LeetCode — 1306 Jump Game III javascript solution (Possibly fastest)

Given an array of non-negative integers arr, you are initially positioned at start index of the array. When you are at index i, you can jump to i + arr[i] or i - arr[i], check if you can reach to any index with value 0.

Notice that you can not jump outside of the array at any time.

Input: arr = [4,2,3,0,3,1,2], start = 5
Output: true
Explanation: 
All possible ways to reach at index 3 with value 0 are: 
index 5 -> index 4 -> index 1 -> index 3 
index 5 -> index 6 -> index 4 -> index 1 -> index 3

Ideas

We know that we are performing a search mechanism. That means, we are using DFS or BFS.

To visualize the whole picture on how to tackle this problem, we can imagine there is a binary tree shown as follow.

Binary Tree of [4,2,3,0,3,1,2]

Findings:

• Orange circles are duplicated, we don’t want to go through it twice. We need a Set to check existence.
• Since it’s a binary tree, performance looks better if we use BFS.
• To perform BFS, we need a Queue.

The edge case are:

1. index < 0
2. index > arr.length-1
3. index existed in set

BFS operation

BFS travels tree level by level, which means we are processing the tree from left to right → top to bottom.

But how does the tree being constructed? We loop through the Queue and pretend there is a binary tree!

Queue operates on First-In, First-Out(FIFO) principle. We push related values to the Queue every time we process the first element in the Queue.

To perform BFS, we need the following steps.
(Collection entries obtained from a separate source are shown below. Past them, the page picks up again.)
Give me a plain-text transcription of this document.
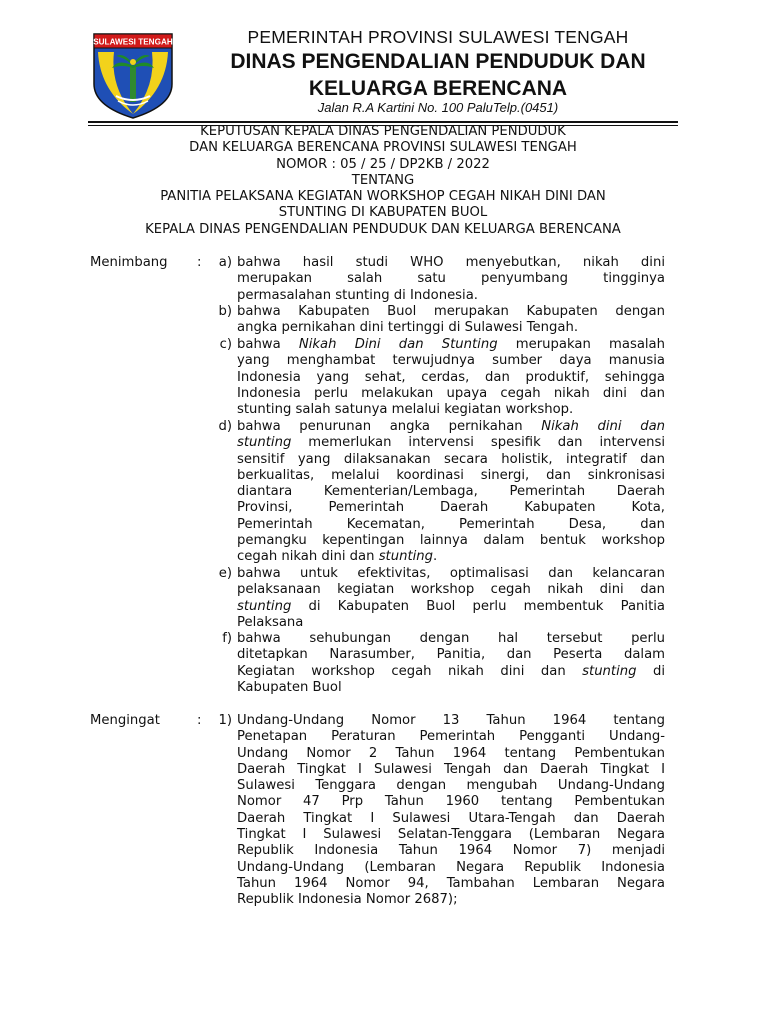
SULAWESI TENGAH	PEMERINTAH PROVINSI SULAWESI TENGAH
DINAS PENGENDALIAN PENDUDUK DAN
KELUARGA BERENCANA
Jalan R.A Kartini No. 100 PaluTelp.(0451)
KEPUTUSAN KEPALA DINAS PENGENDALIAN PENDUDUK
DAN KELUARGA BERENCANA PROVINSI SULAWESI TENGAH
NOMOR : 05 / 25 / DP2KB / 2022
TENTANG
PANITIA PELAKSANA KEGIATAN WORKSHOP CEGAH NIKAH DINI DAN
STUNTING DI KABUPATEN BUOL
KEPALA DINAS PENGENDALIAN PENDUDUK DAN KELUARGA BERENCANA
Menimbang :	a) bahwa hasil studi WHO menyebutkan, nikah dini
merupakan salah satu penyumbang tingginya
permasalahan stunting di Indonesia.
b) bahwa Kabupaten Buol merupakan Kabupaten dengan
angka pernikahan dini tertinggi di Sulawesi Tengah.
c) bahwa Nikah Dini dan Stunting merupakan masalah
yang menghambat terwujudnya sumber daya manusia
Indonesia yang sehat, cerdas, dan produktif, sehingga
Indonesia perlu melakukan upaya cegah nikah dini dan
stunting salah satunya melalui kegiatan workshop.
d) bahwa penurunan angka pernikahan Nikah dini dan
stunting memerlukan intervensi spesifik dan intervensi
sensitif yang dilaksanakan secara holistik, integratif dan
berkualitas, melalui koordinasi sinergi, dan sinkronisasi
diantara Kementerian/Lembaga, Pemerintah Daerah
Provinsi, Pemerintah Daerah Kabupaten Kota,
Pemerintah Kecematan, Pemerintah Desa, dan
pemangku kepentingan lainnya dalam bentuk workshop
cegah nikah dini dan stunting.
e) bahwa untuk efektivitas, optimalisasi dan kelancaran
pelaksanaan kegiatan workshop cegah nikah dini dan
stunting di Kabupaten Buol perlu membentuk Panitia
Pelaksana
f) bahwa sehubungan dengan hal tersebut perlu
ditetapkan Narasumber, Panitia, dan Peserta dalam
Kegiatan workshop cegah nikah dini dan stunting di
Kabupaten Buol
Mengingat	:	1) Undang-Undang Nomor 13 Tahun 1964 tentang
Penetapan Peraturan Pemerintah Pengganti Undang-
Undang Nomor 2 Tahun 1964 tentang Pembentukan
Daerah Tingkat I Sulawesi Tengah dan Daerah Tingkat I
Sulawesi Tenggara dengan mengubah Undang-Undang
Nomor 47 Prp Tahun 1960 tentang Pembentukan
Daerah Tingkat I Sulawesi Utara-Tengah dan Daerah
Tingkat I Sulawesi Selatan-Tenggara (Lembaran Negara
Republik Indonesia Tahun 1964 Nomor 7) menjadi
Undang-Undang (Lembaran Negara Republik Indonesia
Tahun 1964 Nomor 94, Tambahan Lembaran Negara
Republik Indonesia Nomor 2687);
1. Create an array — queue, initialize it with [start]
2. Use while loop to loop through the queue until there is no element inside
3. Remove the first element and store in a variable — current
4. Check if current hit the target
5. Early return if we hit
6. Add related children to the queue
7. If we can exit the while loop, that means we can’t hit the target

Code

let checkAvailable = function(maxIndex, existedSet, targetIndex){
    if (targetIndex < 0 || targetIndex > maxIndex || existedSet.has(targetIndex)) return false;
    return true;
}
/**
 * @param {number[]} arr
 * @param {number} start
 * @return {boolean}
 */
var canReach = function(arr, start) {
    // initialization
    let maxIndex = arr.length - 1;
    let queue = [];
    queue.push(start);
    let existedSet = new Set();
    
    // loop through the queue
    while (queue.length > 0){
        // target in this loop
        let current = queue.shift();
        
        // hit
        if (arr[current] === 0){
            return true;
        }
        // Add travelled index to set
        existedSet.add(current);
        
        let larger = current + arr[current];
        let smaller = current - arr[current];
        if (checkAvailable(maxIndex, existedSet, larger)){
            // Add element to the loop
            queue.push(larger);
        }
        if (checkAvailable(maxIndex, existedSet, smaller)){
            // Add element to the loop
            queue.push(smaller);
        }
        
    }
    // We can't hit 0
    return false;
};

Result

One of the fastest solution